Siamo a metà degli anni ’50, precisamente nel 1953 quando lo psichiatra infantile Boris Levinson per errore lasciò il cane in studio e si accorse che il suo giovane paziente mutacico, alla vista del cane iniziò ad interagire. Ecco che finalmente si inizia a parlare di Pet Therapy e l’animale viene finalmente considerato come veicolo per il cambiamento, con valore positivo.

 

Da quel momento ad oggi l’attenzione della comunità scientifica sulla relazione terapeutica Animale Umano-animale non Umano ha mostrato attraverso studi clinici e progetti di ricerca l’importanza di questo approccio.

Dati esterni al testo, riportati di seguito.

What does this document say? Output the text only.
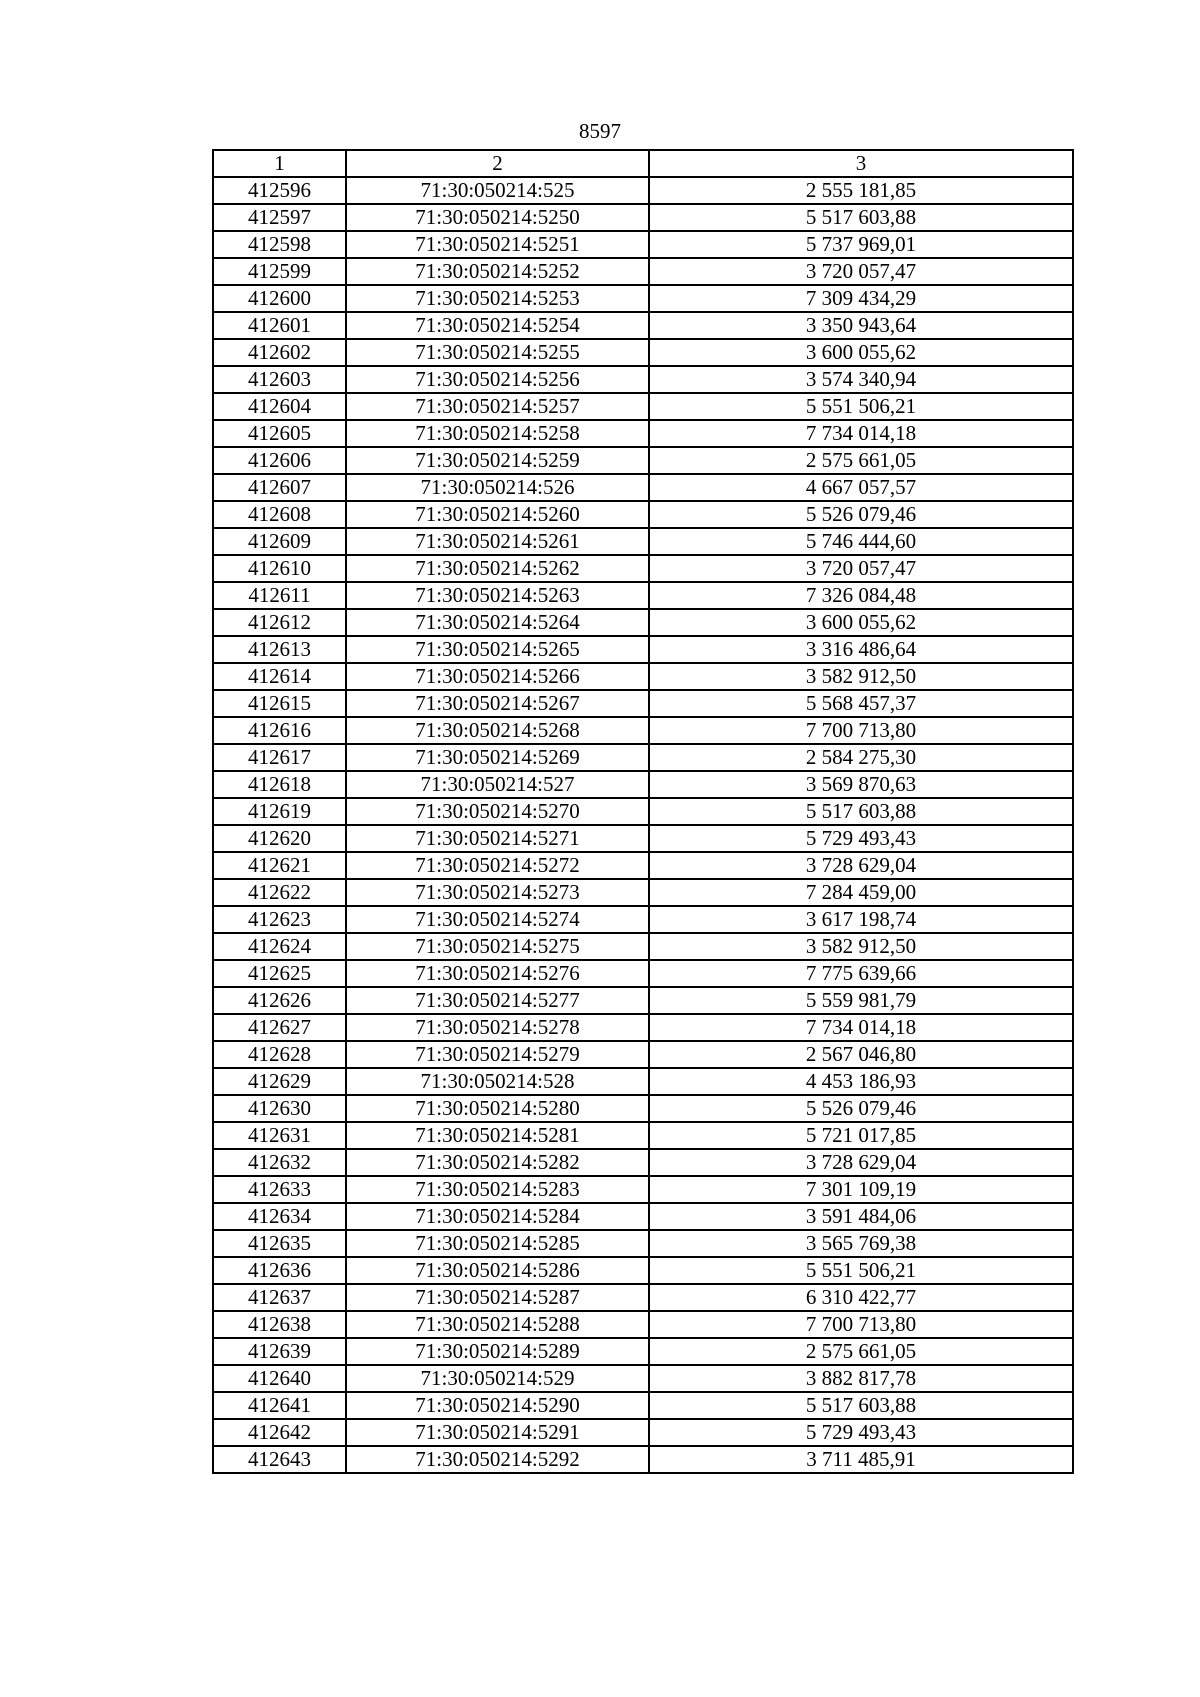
8597
1	2	3
412596	71:30:050214:525	2 555 181,85
412597	71:30:050214:5250	5 517 603,88
412598	71:30:050214:5251	5 737 969,01
412599	71:30:050214:5252	3 720 057,47
412600	71:30:050214:5253	7 309 434,29
412601	71:30:050214:5254	3 350 943,64
412602	71:30:050214:5255	3 600 055,62
412603	71:30:050214:5256	3 574 340,94
412604	71:30:050214:5257	5 551 506,21
412605	71:30:050214:5258	7 734 014,18
412606	71:30:050214:5259	2 575 661,05
412607	71:30:050214:526	4 667 057,57
412608	71:30:050214:5260	5 526 079,46
412609	71:30:050214:5261	5 746 444,60
412610	71:30:050214:5262	3 720 057,47
412611	71:30:050214:5263	7 326 084,48
412612	71:30:050214:5264	3 600 055,62
412613	71:30:050214:5265	3 316 486,64
412614	71:30:050214:5266	3 582 912,50
412615	71:30:050214:5267	5 568 457,37
412616	71:30:050214:5268	7 700 713,80
412617	71:30:050214:5269	2 584 275,30
412618	71:30:050214:527	3 569 870,63
412619	71:30:050214:5270	5 517 603,88
412620	71:30:050214:5271	5 729 493,43
412621	71:30:050214:5272	3 728 629,04
412622	71:30:050214:5273	7 284 459,00
412623	71:30:050214:5274	3 617 198,74
412624	71:30:050214:5275	3 582 912,50
412625	71:30:050214:5276	7 775 639,66
412626	71:30:050214:5277	5 559 981,79
412627	71:30:050214:5278	7 734 014,18
412628	71:30:050214:5279	2 567 046,80
412629	71:30:050214:528	4 453 186,93
412630	71:30:050214:5280	5 526 079,46
412631	71:30:050214:5281	5 721 017,85
412632	71:30:050214:5282	3 728 629,04
412633	71:30:050214:5283	7 301 109,19
412634	71:30:050214:5284	3 591 484,06
412635	71:30:050214:5285	3 565 769,38
412636	71:30:050214:5286	5 551 506,21
412637	71:30:050214:5287	6 310 422,77
412638	71:30:050214:5288	7 700 713,80
412639	71:30:050214:5289	2 575 661,05
412640	71:30:050214:529	3 882 817,78
412641	71:30:050214:5290	5 517 603,88
412642	71:30:050214:5291	5 729 493,43
412643	71:30:050214:5292	3 711 485,91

Ci sono diverse scuole di pensiero e diverse modalità di conduzione degli incontri di relazione mediata dall’animale, che assumono caratteristiche diverse e si rifanno a scuole di pensiero alternative, il punto in comune è certamente la presenza dell’animale, la differenza sta nella finalità della presenza dell’umano (ad esempio Interventi Assistiti dall’Animale e Consulenza Relazionale B.A.U.)

 

Consulenza Relazionale B.A.U.©

Il nostro approccio prevede la visione di ciascuna specie animale come potenzialmente terapeutica, purchè risponda a delle caratteristiche di specie ma soprattutto individuali e soprattutto purchè l’animale impiegato sia profondamente rispettato sul piano etologico, fisiologico ed educativo e risulta fondamentale la relazione tra professionista e protagonista, che deve rispondere a caratteristiche determinate e che si rifanno ad una rigida base scientifica.

 

In un tempo e spazio in cui il progresso ha preso il sopravvento, dove non è mai il momento giusto per fermarsi a contattare corpo ed emozioni, gli animali non umani hanno assunto un ruolo sempre più importante e trasformativo. Ci riportano alla saggezza di ciò che sentiamo, al desiderio di contatto, di scambio, di Presenza costante e Autentica.

 

Forse per questo, oggi più che mai, la relazione con l’animale non umano ha assunto una connotazione sempre più importante e terapeutica per la persona coinvolta.

 

Proviamo allora a andare un po’ più in profondità e ad analizzare quali sono le caratteristiche dell’animale che lo rendono così importante e terapeutico per l’essere umano.

 

Un animale certamente è congruente, in psicologia si usa questo termine per definire una caratteristica di allineamento tra ciò che si sente e ciò che si espone, anche nella modalità. Ad esempio, quante volte ci capita di provare un’emozione di rabbia e di bloccare la sua libera espressione perché ci freniamo, perché temiamo che magari questa emozione sia negativa? E quindi reagiamo con un sorriso o ci allontaniamo o ancora restiamo pietrificati mentre dentro, a livello di pancia sentiamo un vulcano che erutta? Ecco, quanto spesso si può dire la stessa cosa di un cane, di un gatto, di una capretta, di un asino o di qualsiasi animale? Un animale manifesta sempre ciò che sente autenticamente. Per riflesso vivere una relazione dove l’animale si permette di essere se stesso, è un punto di evoluzione anche per l’umano.

 

Altra caratteristica fondamentale dell’animale, che in relazione mediata assume un altissimo valore terapeutico è il non giudizio, spesso ci troviamo in incontri con persone con disabilità grave, o ancora con decadimenti cognitivi importanti, piuttosto che con persone detenute in carcere o in percorsi di accompagnamento al fine di vita in hospice, ecco che umanamente siamo portati a paragonare il nostro protagonista a ciò che è stato, o se non abbiamo fatto un buon lavoro di pulizia interiore personale (che è fondamentale per qualsiasi professione d’aiuto), siamo portati a giudicare la persona che abbiamo di fronte, o potremmo provare una sensazione per una persona con forte compromissione che ci porta ad essere pietosi (il tipico pensiero “poverino, mi fa pena”), la persona di fronte a noi non ha bisogno di pietà, né che gli altri intorno a lui provino pena, ha bisogno di solidità, autenticità, e l’animale è in grado di offrirla in maniera trasparente, ribaltando la relazione, che non è più uno spazio e un tempo in cui il protagonista riceve e basta, ma diventa uno scambio, un intreccio relazionale, dove tutti possono contribuire al loro massimo per fare la differenza, in un ambiente libero dal pregiudizio.